Cayto Your Atoms Are Laughing
(Hackpen)Growing up a mere fifty miles south of Hadrian's Wall, I never thought I'd hear myself saying this but thank heavens for the Scottish.
On paper of course, English rock bands have a lot of their side. For starters there's the markedly larger population - that's got to help, right? Couple that with the huge number of record labels and the vast array of gig venues and the words "huge fucking advantage" seem to spring to mind. Scotland on the hand has shit weather, an internationally renowned (for the wrong reasons) football team, Irn Bru, the Loch Ness monster, and Tennants lager. Why then, do they consistently produce better bands? Someone please let me know - it's been bothering me for years now. Perhaps it stems from adversity, perhaps from an unhealthy obsession with disgusting orange-coloured beverages, I don't know. Either way, I'm intrigued.
Cayto hail from the fair city of Glasgow, and like a handful of Glaswegian bands before them (Mogwai immediately spring to mind), they harbour a passion for the arty brand of post-rock (see track number two Dirge (II) for genuinely satisfying proof of this). But as the band seem determined to prove throughout the seven tracks of Your Atoms are Laughing, they have many more strings to their collective bow. A Sin of Adult Swimming flirts nicely with electronica while the superb album closer God is Love spontaneously erupts into a noisy, guitar driven finale. Much heavier then any of the album's previous tracks, this offering stand outs for me as Cayto at their very best. More material in a similar vein certainly wouldn't have harmed Your Atoms are Laughing's chances of success but given the album's all-round appeal and charming eclecticism, it feels kinda rude complaining.

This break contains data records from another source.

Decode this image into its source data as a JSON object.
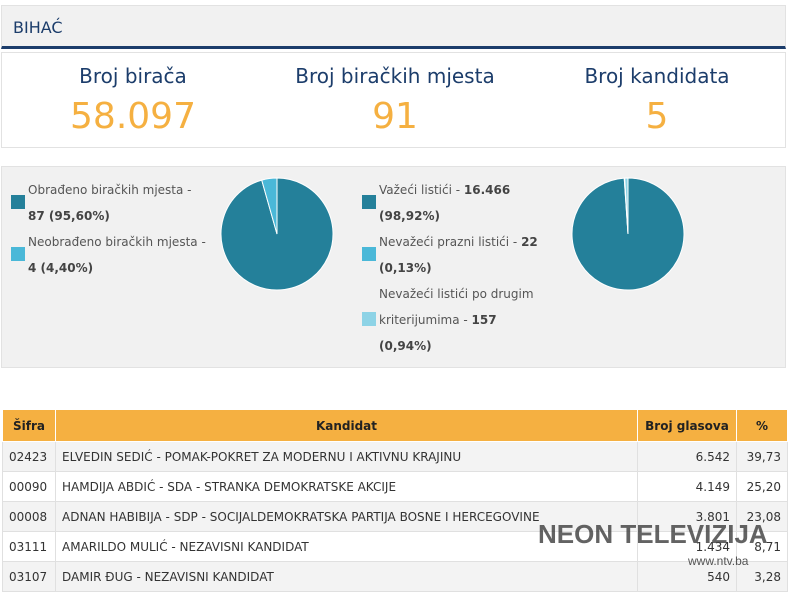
{
  "header": {
    "title": "BIHAĆ"
  },
  "stats": [
    {
      "label": "Broj birača",
      "value": "58.097"
    },
    {
      "label": "Broj biračkih mjesta",
      "value": "91"
    },
    {
      "label": "Broj kandidata",
      "value": "5"
    }
  ],
  "colors": {
    "dark_teal": "#24809a",
    "light_teal": "#4ab8d8",
    "pale_teal": "#8dd3e6",
    "orange": "#f5b041",
    "navy": "#1c3d6b"
  },
  "polling_places": {
    "legend": [
      {
        "text": "Obrađeno biračkih mjesta - ",
        "bold": "87 (95,60%)",
        "color": "#24809a"
      },
      {
        "text": "Neobrađeno biračkih mjesta - ",
        "bold": "4 (4,40%)",
        "color": "#4ab8d8"
      }
    ],
    "chart_data": {
      "type": "pie",
      "labels": [
        "Obrađeno biračkih mjesta",
        "Neobrađeno biračkih mjesta"
      ],
      "values": [
        87,
        4
      ]
    }
  },
  "ballots": {
    "legend": [
      {
        "text": "Važeći listići - ",
        "bold": "16.466",
        "pct": "(98,92%)",
        "color": "#24809a"
      },
      {
        "text": "Nevažeći prazni listići - ",
        "bold": "22",
        "pct": "(0,13%)",
        "color": "#4ab8d8"
      },
      {
        "text_line1": "Nevažeći listići po drugim",
        "text": "kriterijumima - ",
        "bold": "157",
        "pct": "(0,94%)",
        "color": "#8dd3e6"
      }
    ],
    "chart_data": {
      "type": "pie",
      "labels": [
        "Važeći listići",
        "Nevažeći prazni listići",
        "Nevažeći listići po drugim kriterijumima"
      ],
      "values": [
        16466,
        22,
        157
      ]
    }
  },
  "table": {
    "headers": [
      "Šifra",
      "Kandidat",
      "Broj glasova",
      "%"
    ],
    "rows": [
      {
        "code": "02423",
        "candidate": "ELVEDIN SEDIĆ - POMAK-POKRET ZA MODERNU I AKTIVNU KRAJINU",
        "votes": "6.542",
        "pct": "39,73"
      },
      {
        "code": "00090",
        "candidate": "HAMDIJA ABDIĆ - SDA - STRANKA DEMOKRATSKE AKCIJE",
        "votes": "4.149",
        "pct": "25,20"
      },
      {
        "code": "00008",
        "candidate": "ADNAN HABIBIJA - SDP - SOCIJALDEMOKRATSKA PARTIJA BOSNE I HERCEGOVINE",
        "votes": "3.801",
        "pct": "23,08"
      },
      {
        "code": "03111",
        "candidate": "AMARILDO MULIĆ - NEZAVISNI KANDIDAT",
        "votes": "1.434",
        "pct": "8,71"
      },
      {
        "code": "03107",
        "candidate": "DAMIR ĐUG - NEZAVISNI KANDIDAT",
        "votes": "540",
        "pct": "3,28"
      }
    ]
  },
  "watermark": {
    "text": "NEON TELEVIZIJA",
    "url": "www.ntv.ba"
  }
}
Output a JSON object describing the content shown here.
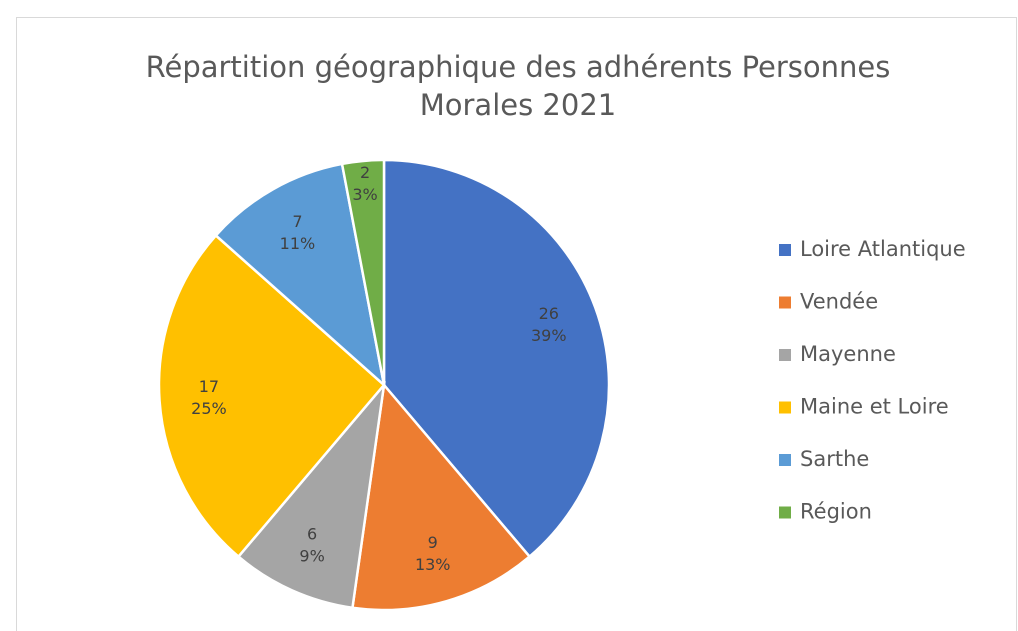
{
  "chart_data": {
    "type": "pie",
    "title": "Répartition géographique des adhérents Personnes Morales 2021",
    "categories": [
      "Loire Atlantique",
      "Vendée",
      "Mayenne",
      "Maine et Loire",
      "Sarthe",
      "Région"
    ],
    "values": [
      26,
      9,
      6,
      17,
      7,
      2
    ],
    "percent_labels": [
      "39%",
      "13%",
      "9%",
      "25%",
      "11%",
      "3%"
    ],
    "colors": [
      "#4472c4",
      "#ed7d31",
      "#a5a5a5",
      "#ffc000",
      "#5b9bd5",
      "#70ad47"
    ],
    "legend": "right"
  }
}
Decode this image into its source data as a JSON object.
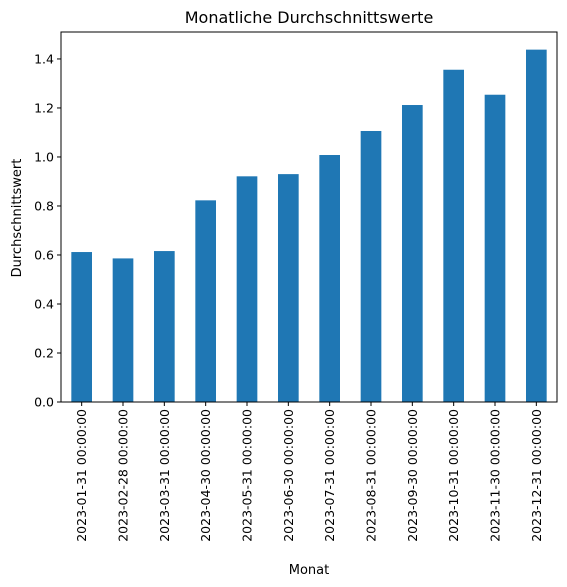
{
  "chart_data": {
    "type": "bar",
    "title": "Monatliche Durchschnittswerte",
    "xlabel": "Monat",
    "ylabel": "Durchschnittswert",
    "categories": [
      "2023-01-31 00:00:00",
      "2023-02-28 00:00:00",
      "2023-03-31 00:00:00",
      "2023-04-30 00:00:00",
      "2023-05-31 00:00:00",
      "2023-06-30 00:00:00",
      "2023-07-31 00:00:00",
      "2023-08-31 00:00:00",
      "2023-09-30 00:00:00",
      "2023-10-31 00:00:00",
      "2023-11-30 00:00:00",
      "2023-12-31 00:00:00"
    ],
    "values": [
      0.612,
      0.586,
      0.616,
      0.823,
      0.921,
      0.93,
      1.008,
      1.106,
      1.212,
      1.356,
      1.254,
      1.438
    ],
    "ylim": [
      0,
      1.51
    ],
    "yticks": [
      0.0,
      0.2,
      0.4,
      0.6,
      0.8,
      1.0,
      1.2,
      1.4
    ],
    "ytick_labels": [
      "0.0",
      "0.2",
      "0.4",
      "0.6",
      "0.8",
      "1.0",
      "1.2",
      "1.4"
    ],
    "grid": false,
    "legend": "none",
    "bar_color": "#1f77b4"
  }
}
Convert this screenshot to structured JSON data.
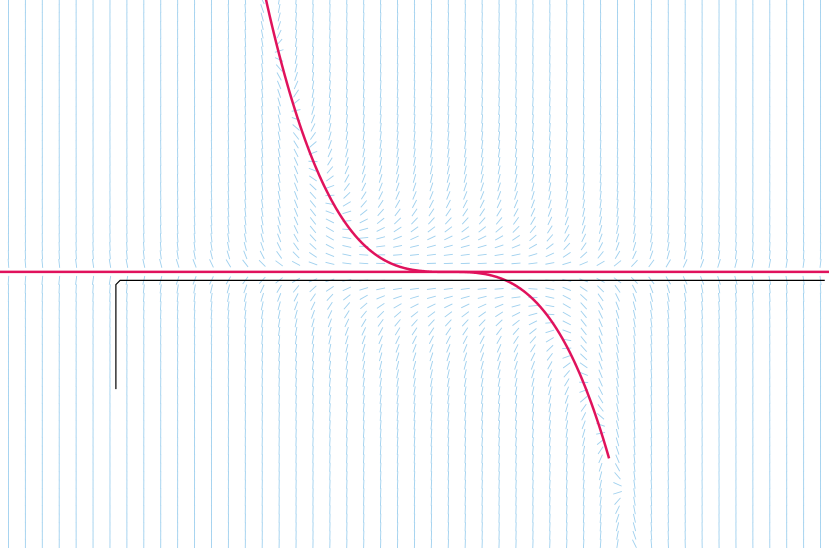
{
  "figure": {
    "type": "slope-field",
    "background": "#ffffff",
    "colors": {
      "field": "#9fd0ee",
      "curves": "#e0125c",
      "solution_path": "#000000"
    },
    "field_grid": {
      "x_range": [
        -4.7,
        4.9
      ],
      "y_range": [
        -3.2,
        3.2
      ],
      "step_x": 0.2,
      "step_y": 0.1
    },
    "view": {
      "x_range": [
        -4.8,
        5.0
      ],
      "y_range": [
        -3.25,
        3.2
      ]
    },
    "equation_model": {
      "null_line_y": 0.0,
      "cubic_center_x": 0.5,
      "cubic_coeff": -0.32
    },
    "curves": [
      {
        "id": "horizontal-null-line",
        "kind": "line",
        "y": 0.0
      },
      {
        "id": "cubic-curve",
        "kind": "cubic",
        "x_range": [
          -1.8,
          2.4
        ]
      }
    ],
    "solution_path": [
      [
        -3.43,
        -1.38
      ],
      [
        -3.43,
        -0.15
      ],
      [
        -3.38,
        -0.1
      ],
      [
        4.95,
        -0.1
      ]
    ]
  }
}
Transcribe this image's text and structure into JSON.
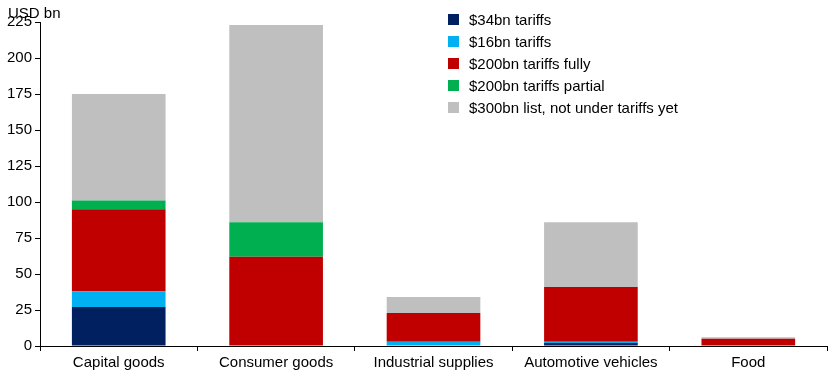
{
  "chart_data": {
    "type": "bar",
    "stacked": true,
    "ylabel": "USD bn",
    "categories": [
      "Capital goods",
      "Consumer goods",
      "Industrial supplies",
      "Automotive vehicles",
      "Food"
    ],
    "series": [
      {
        "name": "$34bn tariffs",
        "color": "#002060",
        "values": [
          27,
          0,
          0,
          2,
          0
        ]
      },
      {
        "name": "$16bn tariffs",
        "color": "#00b0f0",
        "values": [
          11,
          0,
          3,
          1,
          0
        ]
      },
      {
        "name": "$200bn tariffs fully",
        "color": "#c00000",
        "values": [
          57,
          62,
          20,
          38,
          5
        ]
      },
      {
        "name": "$200bn tariffs partial",
        "color": "#00b050",
        "values": [
          6,
          24,
          0,
          0,
          0
        ]
      },
      {
        "name": "$300bn list, not under tariffs yet",
        "color": "#bfbfbf",
        "values": [
          74,
          137,
          11,
          45,
          1
        ]
      }
    ],
    "ylim": [
      0,
      225
    ],
    "yticks": [
      0,
      25,
      50,
      75,
      100,
      125,
      150,
      175,
      200,
      225
    ],
    "grid": false,
    "legend": "upper right"
  }
}
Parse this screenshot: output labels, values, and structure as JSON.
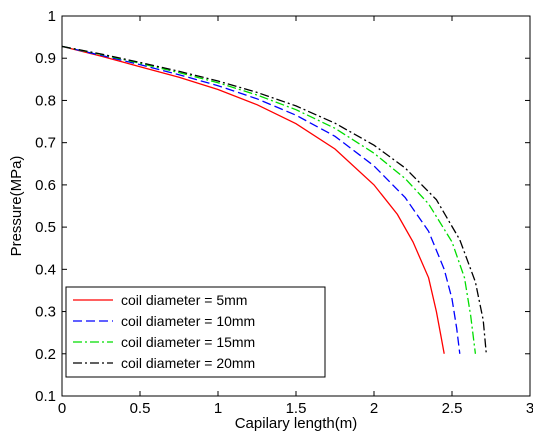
{
  "chart_data": {
    "type": "line",
    "title": "",
    "xlabel": "Capilary length(m)",
    "ylabel": "Pressure(MPa)",
    "xlim": [
      0,
      3
    ],
    "ylim": [
      0.1,
      1
    ],
    "xticks": [
      "0",
      "0.5",
      "1",
      "1.5",
      "2",
      "2.5",
      "3"
    ],
    "yticks": [
      "0.1",
      "0.2",
      "0.3",
      "0.4",
      "0.5",
      "0.6",
      "0.7",
      "0.8",
      "0.9",
      "1"
    ],
    "grid": false,
    "legend_position": "bottom-left",
    "series": [
      {
        "name": "coil diameter = 5mm",
        "color": "#ff0000",
        "dash": "solid",
        "x": [
          0,
          0.25,
          0.5,
          0.75,
          1.0,
          1.25,
          1.5,
          1.75,
          2.0,
          2.15,
          2.25,
          2.35,
          2.4,
          2.43,
          2.45
        ],
        "y": [
          0.928,
          0.905,
          0.88,
          0.855,
          0.826,
          0.79,
          0.745,
          0.685,
          0.6,
          0.53,
          0.465,
          0.38,
          0.3,
          0.24,
          0.2
        ]
      },
      {
        "name": "coil diameter = 10mm",
        "color": "#0000ff",
        "dash": "dashed",
        "x": [
          0,
          0.25,
          0.5,
          0.75,
          1.0,
          1.25,
          1.5,
          1.75,
          2.0,
          2.2,
          2.35,
          2.45,
          2.5,
          2.53,
          2.55
        ],
        "y": [
          0.928,
          0.907,
          0.885,
          0.861,
          0.835,
          0.804,
          0.765,
          0.715,
          0.645,
          0.57,
          0.49,
          0.4,
          0.33,
          0.26,
          0.2
        ]
      },
      {
        "name": "coil diameter = 15mm",
        "color": "#00dd00",
        "dash": "dashdot",
        "x": [
          0,
          0.25,
          0.5,
          0.75,
          1.0,
          1.25,
          1.5,
          1.75,
          2.0,
          2.2,
          2.35,
          2.5,
          2.58,
          2.62,
          2.65
        ],
        "y": [
          0.928,
          0.909,
          0.888,
          0.866,
          0.842,
          0.813,
          0.778,
          0.734,
          0.675,
          0.615,
          0.555,
          0.465,
          0.38,
          0.29,
          0.2
        ]
      },
      {
        "name": "coil diameter = 20mm",
        "color": "#000000",
        "dash": "dashdot",
        "x": [
          0,
          0.25,
          0.5,
          0.75,
          1.0,
          1.25,
          1.5,
          1.75,
          2.0,
          2.2,
          2.4,
          2.55,
          2.65,
          2.7,
          2.72
        ],
        "y": [
          0.928,
          0.91,
          0.89,
          0.869,
          0.846,
          0.819,
          0.787,
          0.746,
          0.694,
          0.64,
          0.565,
          0.47,
          0.37,
          0.28,
          0.2
        ]
      }
    ]
  }
}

With a running time of just under thirty minutes, Your Atoms are Laughing is a short, sharp burst of enthusiasm - the sound of young band reluctant to be pigeon-holed and unwilling to stand in the same place twice. It's not without it flaws of course - continuity is a problem, and seven tracks is tight even by Scottish standards - but perhaps you should remember that this is merely a debut album, and one brimming with potential at that. Without a doubt, one to watch.